Sunday, 29 April 2012

Realism and Idealism


The month of April began with Easter and on a somber note. We accompanied the community to march along the road between Apartadó and San José, stopping to place wooden crosses at the different spots where people have been murdered.

We then accompanied the ACA on a trip to the beach, swimming in the sea, dancing on the sand and eating fresh fish. Accompanying a lively, energetic group of young activists is immensely fun. But it´s also an essential reminder of the importance of accompanying the community in this region, where people aren´t lively and don´t have energy, and there´s no way we can expect them to, because they are exhausted and beaten down by the overbearing and aggressive reality that they must relentlessly confront here.

We headed to Medellín the other week for our work retreat, for the two teams to come together to analyze and discuss the present political situation, the current climate of the conflict and our security protocols.

There I see a knife fight on the street and a beautiful tango performance in a classy milonga on the same night. I dance tango and talk about life in Buenos Aires to try to forget the violence here. 

Spending time with the larger team, we establish that I am the realist and the skeptic of the FOR Colombia Peace Presence Program. I cannot help but show disbelief and sarcastically raise my eyebrows while my colleagues discuss the wonders of homeopathy and acupuncture. I am the one to question whether there’s really a difference between cults and religions, seeing them as points on a scale of misguided lunacy.

I am much less of an idealist than many people who work in NGOs. Yet human rights accompaniment is also much less idealistic than the projects of many NGOs. It is a delicate beast. Based on political realism, our power of dissuasion depending on the government´s need to project a positive image internationally for the economic gain of the Colombian State, human rights accompaniment takes advantage of the realist structures of international politics to push forward a more idealistic project and to protect the lives of innocent civilians.

As my friendships here deepen, I find out more about how hard life is for women in rural Colombia. I struggle with stories of domestic violence, of women left with no money to pay for vital operations while husbands pay other women for sex, of women whose husbands abandon them when they’re giving birth. It makes me reflect on the correlation between inner and outer struggles, on structures of violence and how these are propped up and reproduced. If machismo forms part of a traditional, rural way of life, which I am protecting by giving these people the chance to remain on their lands, am I supporting the machismo which validates domestic violence? I grapple with these issues and reflect upon the limits of non-violence.

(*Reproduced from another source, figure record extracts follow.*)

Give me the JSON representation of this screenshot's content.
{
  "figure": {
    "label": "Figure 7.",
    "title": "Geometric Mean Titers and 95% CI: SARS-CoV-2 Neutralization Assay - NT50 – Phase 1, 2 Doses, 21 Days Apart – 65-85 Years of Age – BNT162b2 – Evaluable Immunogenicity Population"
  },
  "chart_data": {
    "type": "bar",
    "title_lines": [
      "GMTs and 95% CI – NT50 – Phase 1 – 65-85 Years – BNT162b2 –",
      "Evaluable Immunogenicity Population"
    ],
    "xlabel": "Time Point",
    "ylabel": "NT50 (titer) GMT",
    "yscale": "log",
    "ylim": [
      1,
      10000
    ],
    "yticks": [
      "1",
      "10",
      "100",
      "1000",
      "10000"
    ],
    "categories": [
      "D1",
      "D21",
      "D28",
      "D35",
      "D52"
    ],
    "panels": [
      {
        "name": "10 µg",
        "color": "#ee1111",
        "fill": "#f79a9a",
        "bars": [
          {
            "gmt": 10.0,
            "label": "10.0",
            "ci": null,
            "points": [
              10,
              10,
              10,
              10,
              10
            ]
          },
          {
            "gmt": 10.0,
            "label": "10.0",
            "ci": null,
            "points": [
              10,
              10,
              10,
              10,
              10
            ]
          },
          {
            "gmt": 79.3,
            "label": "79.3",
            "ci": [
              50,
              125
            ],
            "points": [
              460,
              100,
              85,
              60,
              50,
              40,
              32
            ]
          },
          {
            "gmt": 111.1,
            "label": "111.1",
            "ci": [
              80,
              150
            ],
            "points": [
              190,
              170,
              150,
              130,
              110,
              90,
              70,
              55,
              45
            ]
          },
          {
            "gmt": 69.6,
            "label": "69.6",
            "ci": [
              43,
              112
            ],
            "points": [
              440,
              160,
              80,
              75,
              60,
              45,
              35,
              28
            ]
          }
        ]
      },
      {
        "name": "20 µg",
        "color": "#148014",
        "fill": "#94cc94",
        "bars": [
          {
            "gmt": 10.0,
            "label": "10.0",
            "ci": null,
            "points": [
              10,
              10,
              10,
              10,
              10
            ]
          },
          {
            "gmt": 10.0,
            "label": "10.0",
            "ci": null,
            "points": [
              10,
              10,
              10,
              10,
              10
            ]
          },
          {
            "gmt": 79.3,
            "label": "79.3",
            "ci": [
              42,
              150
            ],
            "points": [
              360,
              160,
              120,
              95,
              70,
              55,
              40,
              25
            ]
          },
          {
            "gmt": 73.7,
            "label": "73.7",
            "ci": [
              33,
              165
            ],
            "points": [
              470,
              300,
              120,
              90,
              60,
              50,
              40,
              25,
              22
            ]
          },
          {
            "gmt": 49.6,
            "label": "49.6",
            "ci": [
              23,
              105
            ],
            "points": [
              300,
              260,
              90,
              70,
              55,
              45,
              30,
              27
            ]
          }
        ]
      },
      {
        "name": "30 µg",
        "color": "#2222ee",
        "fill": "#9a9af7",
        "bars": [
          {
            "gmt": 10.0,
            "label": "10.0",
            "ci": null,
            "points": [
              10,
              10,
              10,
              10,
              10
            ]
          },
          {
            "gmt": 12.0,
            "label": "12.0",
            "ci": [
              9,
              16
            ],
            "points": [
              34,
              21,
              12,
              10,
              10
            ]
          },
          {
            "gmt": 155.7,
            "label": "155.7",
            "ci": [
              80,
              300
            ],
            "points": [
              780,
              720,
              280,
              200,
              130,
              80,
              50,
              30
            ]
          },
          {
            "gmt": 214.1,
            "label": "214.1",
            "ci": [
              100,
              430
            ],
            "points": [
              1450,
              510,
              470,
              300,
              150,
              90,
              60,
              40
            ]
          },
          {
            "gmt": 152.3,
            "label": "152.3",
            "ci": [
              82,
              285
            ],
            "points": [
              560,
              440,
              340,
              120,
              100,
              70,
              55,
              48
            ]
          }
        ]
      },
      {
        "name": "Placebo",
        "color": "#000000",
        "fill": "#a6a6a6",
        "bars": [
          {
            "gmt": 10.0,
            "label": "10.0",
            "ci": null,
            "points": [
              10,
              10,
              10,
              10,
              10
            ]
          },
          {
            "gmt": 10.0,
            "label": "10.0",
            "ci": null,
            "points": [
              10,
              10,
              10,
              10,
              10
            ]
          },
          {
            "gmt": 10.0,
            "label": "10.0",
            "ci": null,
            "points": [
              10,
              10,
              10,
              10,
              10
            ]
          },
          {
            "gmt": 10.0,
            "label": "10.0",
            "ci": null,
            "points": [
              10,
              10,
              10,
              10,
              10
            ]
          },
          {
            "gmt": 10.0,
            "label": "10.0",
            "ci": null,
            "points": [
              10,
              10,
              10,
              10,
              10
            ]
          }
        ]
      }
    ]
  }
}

And yet, as human rights accompaniment fits within a more realist framework than an idealistic one, so too does the Peace Community. I meet internationals who project their ideals of non-violence onto this community, recreating it in their minds. The truth is that reality here is so different from our ideals. This community didn´t grow out of ideals, it grew out of a need to survive; neutrality wasn´t a value, it was a survival tactic. Notions of non-violent communication and the importance of inner peace are so far from death and guns, from massacres and constant threats, from kidnappings and disappearances. When I get mired in those complex questions of the application of non-violence to everyday life, I step back and look at the wider project, at how difficult it is to not participate in this conflict (if you were confronted by a huge group of camouflaged, armed men famed for playing football with the heads of their opponents, would you refuse to go to the meeting that they are requesting you attend?). I marvel at how much of an achievement that is in itself and I also am certain that this is the first step towards non-violence as a wider project which can hopefully then be applied to many more aspects of interactions in society.